Benchmarking our Website Vulnerability Scanner and 5 others

In February 2024, we set out to compare our Website Vulnerability Scanner against some of the established names in Dynamic Web Application Security Testing, both commercial and open-source: Burp Scanner, Acunetix, Qualys, Rapid7 InsightAppSec, and ZAP.

Why did we do this? A look behind the scenes

We are relatively new in the market. Our scanner was rebuilt from scratch in the autumn of 2020. Four years and over 2.5 million websites scanned later we wanted to see how we compare to the existing alternatives on the market.

As web security specialists usually know, there is no way of comparing products via standard benchmarks or information from vendors. All you have are random reviews scattered around the web. You can either trust these reviews or build your own web security testing lab tailored to your use case. And then spend the time and energy to test all these tools in a consistent way.

Leaning into our curious search for ways to improve it, we decided to put our scanner in a battle royale. The goal of the benchmark was not to brag about how good our scanner is (although we had high hopes for it), but to take an honest look at what we do well, what we suck at, and what we can learn from other tools.

We approached this through the lens of an AppSec engineer tasked with choosing a DAST (Dynamic Application Security Testing) tool to monitor the company’s web apps. Below you’ll find out:

how we approached the problem
how we chose the targets
what the results were
and what we’ll do about them going forward.

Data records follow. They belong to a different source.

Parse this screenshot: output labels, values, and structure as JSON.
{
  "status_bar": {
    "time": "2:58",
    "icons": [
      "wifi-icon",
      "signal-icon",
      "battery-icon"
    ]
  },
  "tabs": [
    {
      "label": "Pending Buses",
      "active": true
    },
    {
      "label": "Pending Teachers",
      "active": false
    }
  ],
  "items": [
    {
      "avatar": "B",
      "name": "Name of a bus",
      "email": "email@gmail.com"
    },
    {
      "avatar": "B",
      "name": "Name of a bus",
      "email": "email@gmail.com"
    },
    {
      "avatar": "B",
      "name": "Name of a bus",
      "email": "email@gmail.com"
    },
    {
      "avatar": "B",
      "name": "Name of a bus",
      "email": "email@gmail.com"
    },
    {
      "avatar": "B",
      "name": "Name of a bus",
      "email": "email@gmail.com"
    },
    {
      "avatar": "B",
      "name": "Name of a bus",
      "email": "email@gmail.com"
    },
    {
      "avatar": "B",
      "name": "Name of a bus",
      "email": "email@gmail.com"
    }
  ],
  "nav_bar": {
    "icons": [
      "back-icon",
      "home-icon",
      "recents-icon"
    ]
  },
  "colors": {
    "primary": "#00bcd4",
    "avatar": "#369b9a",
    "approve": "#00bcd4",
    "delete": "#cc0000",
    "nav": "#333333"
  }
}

The choice of competitors was based on two criteria: how popular they are in the community and how easy it is to get access to a license/trial account.

Building a benchmark for web app scanners

Fundamentally, when assessing a DAST tool, an application security engineer cares about three things:

The breadth of application functionality the scanner can crawl. A scanner can only look for vulnerabilities in an endpoint if it manages to crawl it.
The number and types of vulnerabilities the scanner is capable of finding.
The level of trust in the accuracy of the vulnerabilities the scanner reports. Any false positive reported by the scanner translates to wasted time.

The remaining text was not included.